Co-Authored-By: Claude Opus 4.6 <noreply@anthropic.com>
2026-02-16 17:56:39 +08:00

136 lines
5.0 KiB
TypeScript

/**
* Message extraction utilities for the memory pipeline.
*
* Extracts and cleans user/assistant messages from the raw event.messages
* array, stripping channel wrappers, injected context, tool output, and
* other noise so downstream consumers (attention gate, memory store) see
* only the substantive text.
*/
// ============================================================================
// Core Extraction
// ============================================================================
/**
* Extract text blocks from messages with a given role, apply a strip function,
* and filter out short results. Handles both string content and content block arrays.
*/
function extractMessagesByRole(
messages: unknown[],
role: string,
stripFn: (text: string) => string,
): string[] {
const texts: string[] = [];
for (const msg of messages) {
if (!msg || typeof msg !== "object") {
continue;
}
const msgObj = msg as Record<string, unknown>;
if (msgObj.role !== role) {
continue;
}
const content = msgObj.content;
if (typeof content === "string") {
texts.push(content);
continue;
}
if (Array.isArray(content)) {
for (const block of content) {
if (
block &&
typeof block === "object" &&
"type" in block &&
(block as Record<string, unknown>).type === "text" &&
"text" in block &&
typeof (block as Record<string, unknown>).text === "string"
) {
texts.push((block as Record<string, unknown>).text as string);
}
}
}
}
return texts.map(stripFn).filter((t) => t.length >= 10);
}
// ============================================================================
// User Message Extraction
// ============================================================================
/**
* Extract user message texts from the event.messages array.
*/
export function extractUserMessages(messages: unknown[]): string[] {
return extractMessagesByRole(messages, "user", stripMessageWrappers);
}
/**
* Strip injected context, channel metadata wrappers, and system prefixes
* so the attention gate sees only the raw user text.

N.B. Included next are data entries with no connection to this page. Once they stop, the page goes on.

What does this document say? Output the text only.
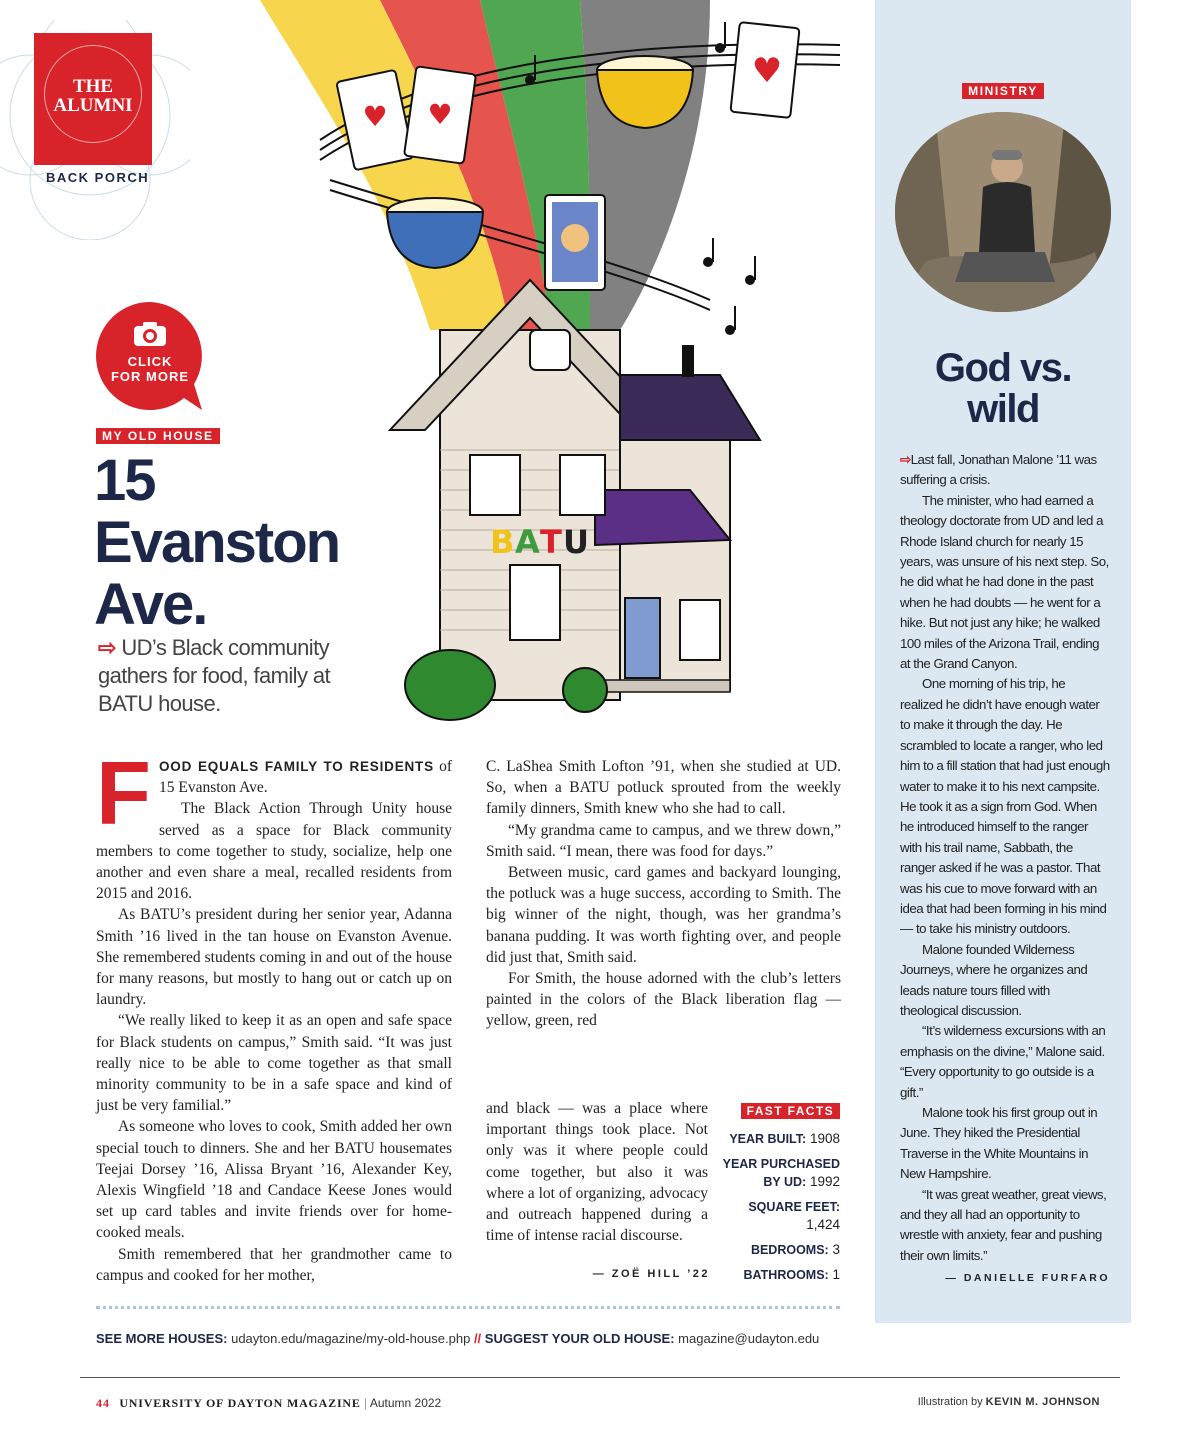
THE
ALUMNI
BACK PORCH
CLICK
FOR MORE
MY OLD HOUSE
15
Evanston
Ave.
⇨ UD’s Black community gathers for food, family at BATU house.
♥ ♥
♥
B A T U
F OOD EQUALS FAMILY TO RESIDENTS of 15 Evanston Ave.

The Black Action Through Unity house served as a space for Black community members to come together to study, socialize, help one another and even share a meal, recalled residents from 2015 and 2016.

As BATU’s president during her senior year, Adanna Smith ’16 lived in the tan house on Evanston Avenue. She remembered students coming in and out of the house for many reasons, but mostly to hang out or catch up on laundry.

“We really liked to keep it as an open and safe space for Black students on campus,” Smith said. “It was just really nice to be able to come together as that small minority community to be in a safe space and kind of just be very familial.”

As someone who loves to cook, Smith added her own special touch to dinners. She and her BATU housemates Teejai Dorsey ’16, Alissa Bryant ’16, Alexander Key, Alexis Wingfield ’18 and Candace Keese Jones would set up card tables and invite friends over for home-cooked meals.

Smith remembered that her grandmother came to campus and cooked for her mother,

C. LaShea Smith Lofton ’91, when she studied at UD. So, when a BATU potluck sprouted from the weekly family dinners, Smith knew who she had to call.

“My grandma came to campus, and we threw down,” Smith said. “I mean, there was food for days.”

Between music, card games and backyard lounging, the potluck was a huge success, according to Smith. The big winner of the night, though, was her grandma’s banana pudding. It was worth fighting over, and people did just that, Smith said.

For Smith, the house adorned with the club’s letters painted in the colors of the Black liberation flag — yellow, green, red

and black — was a place where important things took place. Not only was it where people could come together, but also it was where a lot of organizing, advocacy and outreach happened during a time of intense racial discourse.

— ZOË HILL ’22
FAST FACTS
YEAR BUILT: 1908
YEAR PURCHASED BY UD: 1992
SQUARE FEET: 1,424
BEDROOMS: 3
BATHROOMS: 1
SEE MORE HOUSES: udayton.edu/magazine/my-old-house.php // SUGGEST YOUR OLD HOUSE: magazine@udayton.edu
MINISTRY
God vs.
wild
⇨Last fall, Jonathan Malone ’11 was suffering a crisis.

The minister, who had earned a theology doctorate from UD and led a Rhode Island church for nearly 15 years, was unsure of his next step. So, he did what he had done in the past when he had doubts — he went for a hike. But not just any hike; he walked 100 miles of the Arizona Trail, ending at the Grand Canyon.

One morning of his trip, he realized he didn’t have enough water to make it through the day. He scrambled to locate a ranger, who led him to a fill station that had just enough water to make it to his next campsite. He took it as a sign from God. When he introduced himself to the ranger with his trail name, Sabbath, the ranger asked if he was a pastor. That was his cue to move forward with an idea that had been forming in his mind — to take his ministry outdoors.

Malone founded Wilderness Journeys, where he organizes and leads nature tours filled with theological discussion.

“It’s wilderness excursions with an emphasis on the divine,” Malone said. “Every opportunity to go outside is a gift.”

Malone took his first group out in June. They hiked the Presidential Traverse in the White Mountains in New Hampshire.

“It was great weather, great views, and they all had an opportunity to wrestle with anxiety, fear and pushing their own limits.”

— DANIELLE FURFARO
44 UNIVERSITY OF DAYTON MAGAZINE | Autumn 2022	Illustration by KEVIN M. JOHNSON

* Exported for use by the cleanup command.
*/
export function stripMessageWrappers(text: string): string {
let s = text;
// Injected context from memory system
s = s.replace(/<relevant-memories>[\s\S]*?<\/relevant-memories>\s*/g, "");
s = s.replace(/<core-memory-refresh>[\s\S]*?<\/core-memory-refresh>\s*/g, "");
s = s.replace(/<system>[\s\S]*?<\/system>\s*/g, "");
// File attachments (PDFs, images, etc. forwarded inline by channels)
s = s.replace(/<file\b[^>]*>[\s\S]*?<\/file>\s*/g, "");
// Media attachment preamble (appears before Telegram wrapper)

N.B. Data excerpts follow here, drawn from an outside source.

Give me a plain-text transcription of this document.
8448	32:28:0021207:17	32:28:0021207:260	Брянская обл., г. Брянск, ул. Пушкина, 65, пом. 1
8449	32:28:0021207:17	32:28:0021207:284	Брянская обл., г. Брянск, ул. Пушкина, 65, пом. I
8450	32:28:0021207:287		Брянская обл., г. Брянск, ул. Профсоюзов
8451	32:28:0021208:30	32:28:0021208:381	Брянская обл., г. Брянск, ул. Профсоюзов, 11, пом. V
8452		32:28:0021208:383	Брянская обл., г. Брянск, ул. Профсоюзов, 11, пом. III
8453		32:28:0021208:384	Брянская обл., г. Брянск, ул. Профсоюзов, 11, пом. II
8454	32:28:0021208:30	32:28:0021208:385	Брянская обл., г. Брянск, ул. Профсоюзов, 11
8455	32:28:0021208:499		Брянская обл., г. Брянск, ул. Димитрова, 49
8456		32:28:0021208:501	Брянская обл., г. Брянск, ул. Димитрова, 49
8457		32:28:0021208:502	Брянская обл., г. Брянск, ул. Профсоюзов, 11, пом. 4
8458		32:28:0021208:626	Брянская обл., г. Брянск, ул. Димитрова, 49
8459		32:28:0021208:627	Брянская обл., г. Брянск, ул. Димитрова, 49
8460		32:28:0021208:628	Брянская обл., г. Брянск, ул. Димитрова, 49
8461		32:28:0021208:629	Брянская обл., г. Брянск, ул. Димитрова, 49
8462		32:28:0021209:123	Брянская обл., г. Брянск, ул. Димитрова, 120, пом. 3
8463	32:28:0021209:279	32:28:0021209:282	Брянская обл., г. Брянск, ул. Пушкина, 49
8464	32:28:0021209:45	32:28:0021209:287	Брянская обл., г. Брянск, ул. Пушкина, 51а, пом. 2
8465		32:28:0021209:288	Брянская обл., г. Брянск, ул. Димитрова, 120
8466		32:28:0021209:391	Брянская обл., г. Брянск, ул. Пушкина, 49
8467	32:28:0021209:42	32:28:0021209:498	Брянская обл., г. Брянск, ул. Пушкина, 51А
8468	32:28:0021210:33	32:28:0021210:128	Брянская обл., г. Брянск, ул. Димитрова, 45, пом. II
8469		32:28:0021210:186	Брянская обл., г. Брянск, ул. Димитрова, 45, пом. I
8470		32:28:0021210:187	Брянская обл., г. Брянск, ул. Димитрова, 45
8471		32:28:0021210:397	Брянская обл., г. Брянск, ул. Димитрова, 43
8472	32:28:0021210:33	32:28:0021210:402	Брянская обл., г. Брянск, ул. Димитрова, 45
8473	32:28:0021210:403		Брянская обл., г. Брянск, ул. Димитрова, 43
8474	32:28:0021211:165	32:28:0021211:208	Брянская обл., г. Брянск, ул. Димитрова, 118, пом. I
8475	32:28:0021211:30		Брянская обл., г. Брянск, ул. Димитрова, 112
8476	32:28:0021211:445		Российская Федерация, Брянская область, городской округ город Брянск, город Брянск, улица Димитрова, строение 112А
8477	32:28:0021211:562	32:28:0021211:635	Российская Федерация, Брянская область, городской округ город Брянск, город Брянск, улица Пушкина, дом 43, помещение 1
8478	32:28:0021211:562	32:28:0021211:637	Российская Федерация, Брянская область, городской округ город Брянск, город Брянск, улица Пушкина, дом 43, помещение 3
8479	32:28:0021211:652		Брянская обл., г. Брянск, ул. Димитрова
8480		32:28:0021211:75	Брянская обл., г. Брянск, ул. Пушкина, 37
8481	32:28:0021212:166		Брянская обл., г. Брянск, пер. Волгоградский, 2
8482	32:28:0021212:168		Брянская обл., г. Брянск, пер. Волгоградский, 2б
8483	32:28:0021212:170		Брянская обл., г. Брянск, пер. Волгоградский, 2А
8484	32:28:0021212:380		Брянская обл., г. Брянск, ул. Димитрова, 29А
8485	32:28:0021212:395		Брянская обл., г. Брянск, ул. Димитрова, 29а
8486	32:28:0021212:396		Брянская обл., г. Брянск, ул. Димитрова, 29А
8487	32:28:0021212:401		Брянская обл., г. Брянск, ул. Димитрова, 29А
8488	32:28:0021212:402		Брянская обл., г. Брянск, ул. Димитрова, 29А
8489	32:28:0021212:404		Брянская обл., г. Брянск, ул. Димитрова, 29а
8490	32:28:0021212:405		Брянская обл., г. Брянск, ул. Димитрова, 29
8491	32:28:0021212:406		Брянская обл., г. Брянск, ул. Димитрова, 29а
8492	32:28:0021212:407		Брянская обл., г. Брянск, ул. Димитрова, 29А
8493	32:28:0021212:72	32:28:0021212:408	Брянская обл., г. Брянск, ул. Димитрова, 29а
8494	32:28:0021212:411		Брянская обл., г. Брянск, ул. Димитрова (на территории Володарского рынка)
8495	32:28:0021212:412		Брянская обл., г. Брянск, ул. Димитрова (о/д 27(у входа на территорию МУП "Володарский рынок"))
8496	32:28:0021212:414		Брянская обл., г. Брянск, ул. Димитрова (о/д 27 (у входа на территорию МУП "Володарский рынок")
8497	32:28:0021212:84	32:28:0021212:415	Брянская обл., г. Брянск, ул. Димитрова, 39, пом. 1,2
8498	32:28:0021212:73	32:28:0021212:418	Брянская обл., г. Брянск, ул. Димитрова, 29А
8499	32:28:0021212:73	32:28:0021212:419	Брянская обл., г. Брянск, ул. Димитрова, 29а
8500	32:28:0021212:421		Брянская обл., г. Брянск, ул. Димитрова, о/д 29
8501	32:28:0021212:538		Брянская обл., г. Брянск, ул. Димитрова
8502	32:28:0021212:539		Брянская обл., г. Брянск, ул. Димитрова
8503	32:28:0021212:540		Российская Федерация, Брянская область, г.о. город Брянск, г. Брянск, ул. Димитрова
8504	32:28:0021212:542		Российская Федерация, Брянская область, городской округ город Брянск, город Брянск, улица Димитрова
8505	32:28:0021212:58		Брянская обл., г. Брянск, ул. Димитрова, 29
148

s = s.replace(/^\[media attached:[^\]]*\]\s*(?:To send an image[^\n]*\n?)*/i, "");
// System exec output blocks (may appear before Telegram wrapper)
s = s.replace(/^(?:System:\s*\[[^\]]*\][^\n]*\n?)+/gi, "");
// Voice chat timestamp prefix: [Tue 2026-02-10 19:41 GMT+8]
s = s.replace(
/^\[(?:Mon|Tue|Wed|Thu|Fri|Sat|Sun)\s+\d{4}-\d{2}-\d{2}\s+\d{1,2}:\d{2}\s+GMT[+-]\d+\]\s*/i,
"",
);
// Conversation info metadata block (gateway routing context with JSON code fence)
s = s.replace(/Conversation info\s*\(untrusted metadata\):\s*```[\s\S]*?```\s*/g, "");
// Queued message batch header and separators
s = s.replace(/^\[Queued messages while agent was busy\]\s*/i, "");
s = s.replace(/---\s*Queued #\d+\s*/g, "");
// Telegram wrapper — may now be at start after previous strips
s = s.replace(/^\s*\[Telegram\s[^\]]+\]\s*/i, "");
// "[message_id: ...]" suffix (Telegram and other channel IDs)
s = s.replace(/\n?\[message_id:\s*[^\]]+\]\s*$/i, "");
// Slack wrapper — "[Slack <workspace> #channel @user] MESSAGE [slack message id: ...]"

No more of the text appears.